The Kenyan passport has been ranked position 8 in Africa and position 71 globally by the Henley Passport Index. The data released is based on the data provided by the International Air Transport Association.
Kenyan passport mobility score improved six places at the same time. With the new ranking, it means Kenyans to visit without a visa or obtain it on arrival increasing to 72 from 64 in January 2021.
In Africa, Kenya remained at the eighth position, shared with Tanzania and behind Mauritius, Botswana, eSwatini, Lesotho, Malawi, Namibia, Seychelles, and South Africa. Uganda was in position 76 with Rwanda, Burundi, South Sudan coming in at numbers 82, 92, and 99 respectively.
Japan and Singapore were at the top of the list of being the most powerful passports in the world for the year 2022 with a visa-free score of both countries of 192. Afghanistan (rank 111) and Iraq (rank 110) continue to be in the ‘worst passports to hold’ category having a visa-free score of 26 and 28 respectively. Pakistan’s passport is fourth among the worst or least powerful passports.
“Germany and South Korea hold onto joint 2nd spot on the latest ranking, with passport holders able to access 190 destinations visa-free, while Finland, Italy, Luxembourg, and Spain share 3rd place, with a score of 189.

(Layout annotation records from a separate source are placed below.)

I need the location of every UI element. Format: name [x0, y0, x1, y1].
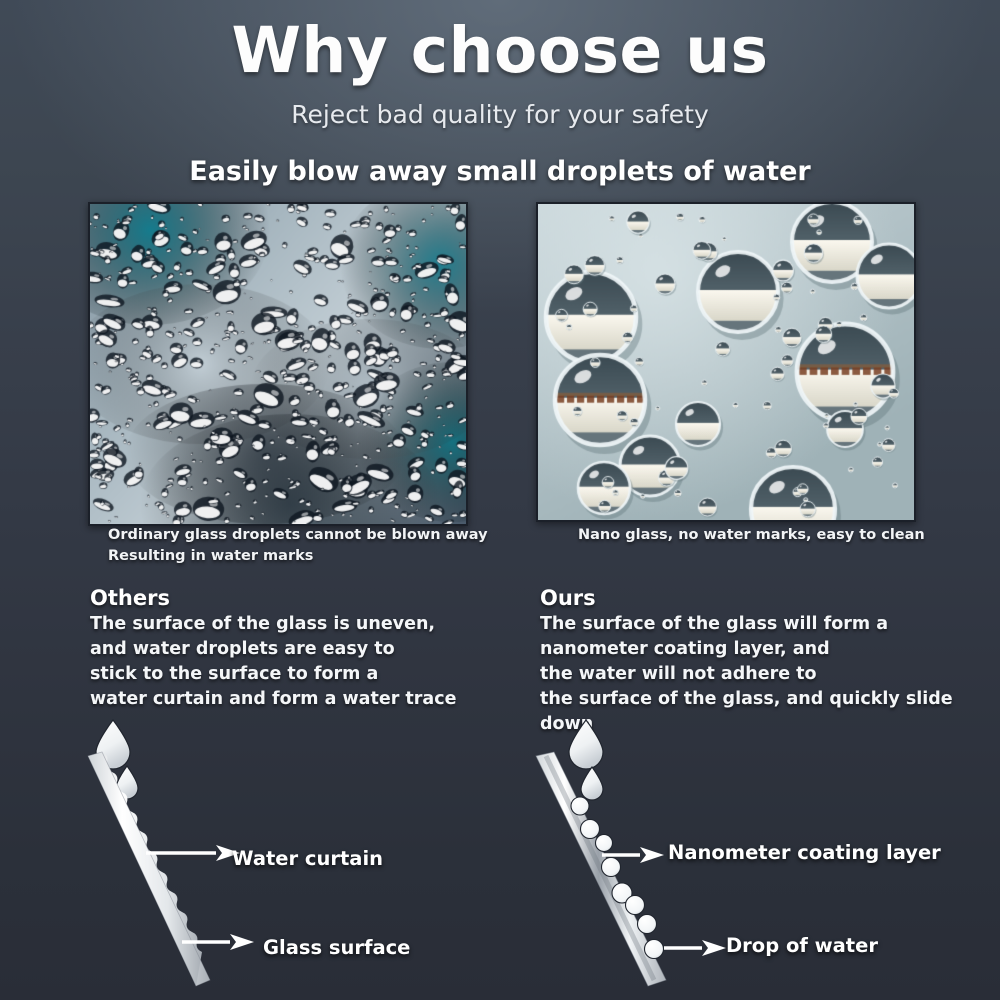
promo-poster: Why choose us Reject bad quality for you… — [0, 0, 1000, 1000]
water-drop-small-icon — [581, 767, 603, 800]
ordinary-glass-droplets-image — [90, 204, 466, 524]
page-title: Why choose us — [0, 16, 1000, 86]
nano-glass-droplets-image — [538, 204, 914, 520]
label-water-curtain: Water curtain — [232, 847, 383, 871]
others-description: The surface of the glass is uneven, and … — [90, 612, 520, 712]
ours-heading: Ours — [540, 585, 596, 611]
photo-ordinary-glass — [88, 202, 468, 526]
photo-nano-glass — [536, 202, 916, 522]
water-bead-icon — [571, 797, 664, 959]
page-subtitle: Reject bad quality for your safety — [0, 100, 1000, 130]
water-drop-icon — [569, 720, 603, 769]
others-heading: Others — [90, 585, 170, 611]
arrow-drop-of-water — [664, 940, 726, 956]
label-glass-surface: Glass surface — [263, 936, 410, 960]
section-heading: Easily blow away small droplets of water — [0, 156, 1000, 188]
caption-nano-glass: Nano glass, no water marks, easy to clea… — [578, 525, 978, 546]
label-drop-of-water: Drop of water — [726, 934, 878, 958]
caption-ordinary-glass: Ordinary glass droplets cannot be blown … — [108, 525, 508, 567]
label-nanometer-coating-layer: Nanometer coating layer — [668, 841, 941, 865]
glass-panel-uneven — [88, 752, 210, 986]
arrow-water-curtain — [146, 845, 240, 861]
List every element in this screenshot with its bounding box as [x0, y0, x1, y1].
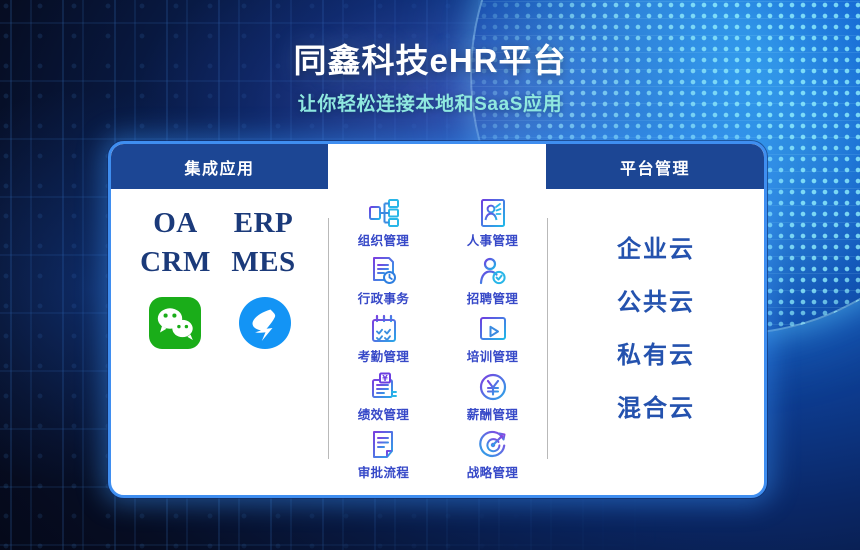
module-training-management[interactable]: 培训管理 — [438, 311, 547, 369]
recruitment-icon — [477, 256, 509, 286]
module-approval-process[interactable]: 审批流程 — [329, 427, 438, 485]
module-label: 绩效管理 — [358, 404, 410, 423]
dingtalk-icon[interactable] — [239, 297, 291, 349]
module-label: 人事管理 — [467, 230, 519, 249]
legacy-app-grid: OA ERP CRM MES — [132, 205, 308, 281]
cloud-private[interactable]: 私有云 — [617, 335, 695, 370]
tab-integrated-apps-label: 集成应用 — [184, 155, 254, 179]
hr-modules-panel: 组织管理 人事管理 — [329, 189, 547, 495]
approval-document-icon — [368, 430, 400, 460]
integrated-apps-panel: OA ERP CRM MES — [111, 189, 328, 495]
module-label: 考勤管理 — [358, 346, 410, 365]
platform-card: 集成应用 平台管理 OA ERP CRM MES — [108, 141, 767, 498]
module-label: 薪酬管理 — [467, 404, 519, 423]
cloud-hybrid[interactable]: 混合云 — [617, 388, 695, 423]
module-recruitment-management[interactable]: 招聘管理 — [438, 253, 547, 311]
legacy-app-crm[interactable]: CRM — [140, 244, 211, 281]
cloud-public[interactable]: 公共云 — [617, 282, 695, 317]
legacy-app-mes[interactable]: MES — [231, 244, 295, 281]
tab-platform-management-label: 平台管理 — [620, 155, 690, 179]
app-icon-row — [149, 297, 291, 349]
legacy-app-erp[interactable]: ERP — [234, 205, 294, 242]
legacy-app-oa[interactable]: OA — [153, 205, 198, 242]
module-performance-management[interactable]: ¥ 绩效管理 — [329, 369, 438, 427]
page-title: 同鑫科技eHR平台 — [0, 34, 860, 82]
module-label: 审批流程 — [358, 462, 410, 481]
attendance-calendar-icon — [368, 314, 400, 344]
poster-stage: 同鑫科技eHR平台 让你轻松连接本地和SaaS应用 集成应用 平台管理 OA E… — [0, 0, 860, 550]
strategy-target-icon — [477, 430, 509, 460]
tab-integrated-apps[interactable]: 集成应用 — [111, 144, 328, 189]
module-admin-affairs[interactable]: 行政事务 — [329, 253, 438, 311]
module-salary-management[interactable]: 薪酬管理 — [438, 369, 547, 427]
module-label: 行政事务 — [358, 288, 410, 307]
poster-title-block: 同鑫科技eHR平台 让你轻松连接本地和SaaS应用 — [0, 34, 860, 116]
tab-gap-spacer — [328, 144, 546, 189]
performance-icon: ¥ — [368, 372, 400, 402]
personnel-icon — [477, 198, 509, 228]
module-label: 战略管理 — [467, 462, 519, 481]
training-play-icon — [477, 314, 509, 344]
card-tab-bar: 集成应用 平台管理 — [111, 144, 764, 189]
org-chart-icon — [367, 198, 401, 228]
page-subtitle: 让你轻松连接本地和SaaS应用 — [0, 89, 860, 116]
wechat-icon[interactable] — [149, 297, 201, 349]
admin-affairs-icon — [368, 256, 400, 286]
platform-management-panel: 企业云 公共云 私有云 混合云 — [548, 189, 764, 495]
module-label: 培训管理 — [467, 346, 519, 365]
module-org-management[interactable]: 组织管理 — [329, 195, 438, 253]
module-attendance-management[interactable]: 考勤管理 — [329, 311, 438, 369]
module-strategy-management[interactable]: 战略管理 — [438, 427, 547, 485]
cloud-enterprise[interactable]: 企业云 — [617, 229, 695, 264]
svg-text:¥: ¥ — [382, 374, 388, 383]
module-label: 招聘管理 — [467, 288, 519, 307]
salary-yuan-icon — [477, 372, 509, 402]
module-personnel-management[interactable]: 人事管理 — [438, 195, 547, 253]
card-body: OA ERP CRM MES — [111, 189, 764, 495]
module-label: 组织管理 — [358, 230, 410, 249]
tab-platform-management[interactable]: 平台管理 — [546, 144, 764, 189]
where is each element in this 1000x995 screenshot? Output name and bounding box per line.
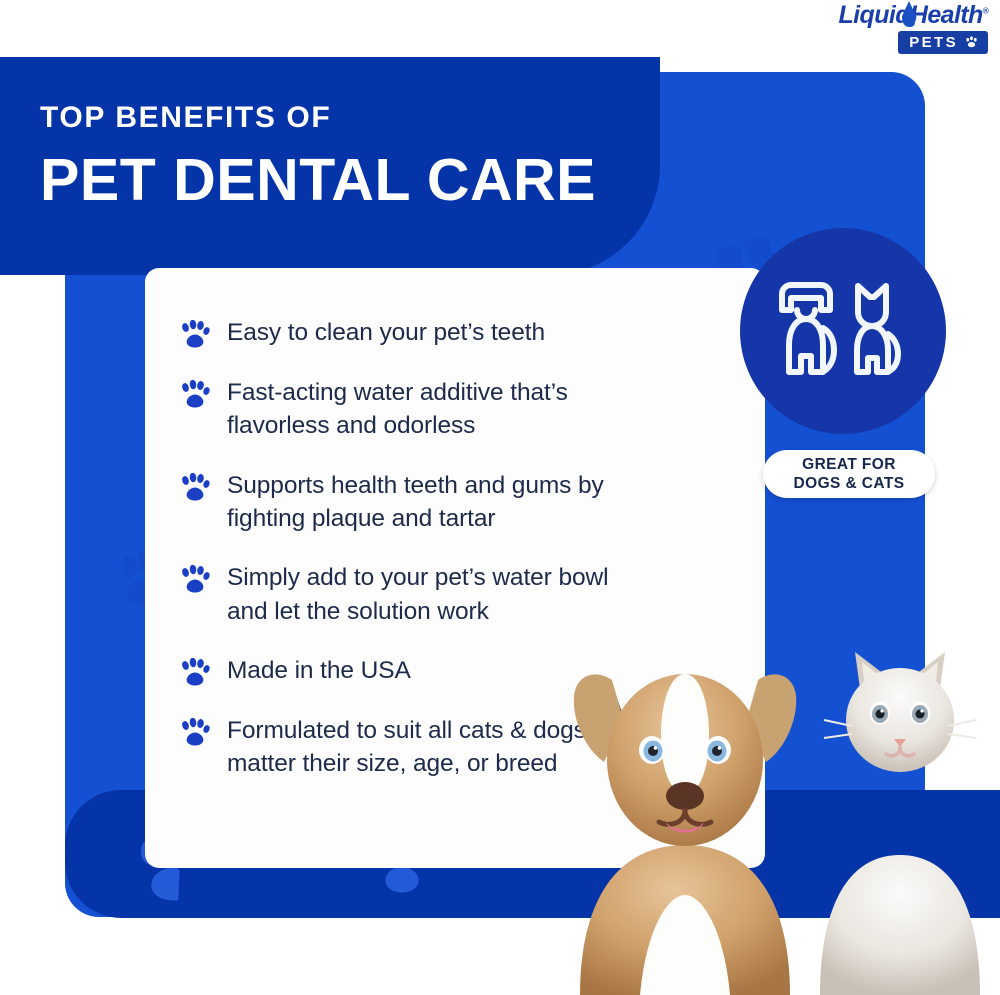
dog-and-cat-illustration bbox=[520, 600, 1000, 995]
benefit-text: Made in the USA bbox=[227, 654, 411, 687]
logo-word-right: Health bbox=[910, 1, 983, 29]
trademark-symbol: ® bbox=[983, 7, 988, 16]
benefit-text: Fast-acting water additive that’s flavor… bbox=[227, 376, 639, 443]
great-for-pill-badge: GREAT FOR DOGS & CATS bbox=[763, 450, 935, 498]
header-banner: TOP BENEFITS OF PET DENTAL CARE bbox=[0, 57, 660, 275]
benefit-text: Supports health teeth and gums by fighti… bbox=[227, 469, 639, 536]
list-item: Fast-acting water additive that’s flavor… bbox=[179, 376, 639, 443]
dog-outline-icon bbox=[782, 285, 834, 372]
paw-icon bbox=[964, 35, 979, 50]
list-item: Supports health teeth and gums by fighti… bbox=[179, 469, 639, 536]
cat-outline-icon bbox=[857, 286, 898, 372]
pets-label: PETS bbox=[909, 34, 958, 51]
dogs-and-cats-badge bbox=[740, 228, 946, 434]
paw-icon bbox=[179, 473, 211, 503]
pill-line-2: DOGS & CATS bbox=[794, 474, 905, 493]
benefit-text: Easy to clean your pet’s teeth bbox=[227, 316, 545, 349]
dog-cat-outline-icons bbox=[768, 276, 918, 386]
paw-icon bbox=[179, 718, 211, 748]
infographic-canvas: TOP BENEFITS OF PET DENTAL CARE LiquidHe… bbox=[0, 0, 1000, 995]
dog-figure bbox=[574, 674, 796, 995]
paw-icon bbox=[179, 320, 211, 350]
pets-photo bbox=[520, 600, 1000, 995]
page-title: PET DENTAL CARE bbox=[40, 150, 620, 212]
cat-figure bbox=[820, 652, 980, 995]
pill-line-1: GREAT FOR bbox=[802, 455, 896, 474]
pets-sub-badge: PETS bbox=[898, 31, 988, 54]
paw-icon bbox=[179, 658, 211, 688]
header-kicker: TOP BENEFITS OF bbox=[40, 101, 620, 134]
paw-icon bbox=[179, 565, 211, 595]
list-item: Easy to clean your pet’s teeth bbox=[179, 316, 639, 350]
logo-word-left: Liquid bbox=[839, 1, 910, 29]
paw-icon bbox=[179, 380, 211, 410]
logo-wordmark: LiquidHealth® bbox=[839, 3, 989, 28]
brand-logo[interactable]: LiquidHealth® PETS bbox=[812, 3, 988, 54]
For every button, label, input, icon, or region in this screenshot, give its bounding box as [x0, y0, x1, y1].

The US and the UK passports have regained some of their previous strength after falling all the way to 8th place in 2020 – the lowest spot held by either country in the index’s 17-year history. Both countries now sit in 6th place, with a visa-free/visa-on-arrival score of 186,” said the report.
At the same time, while citizens of upper-middle- and high-income countries have achieved visa-free access to most nations, citizens of lower-middle- and low-income countries, as well as ones with higher fragility scores, enjoy far less travel freedom because they are deemed to be high-risk when it comes to security, asylum, and overstay.
Interestingly, however, they found that while the world’s democracies on average have higher visa-free scores, both democratic and authoritarian regimes have increased their visa-free scores since 2006, at somewhat similar rates.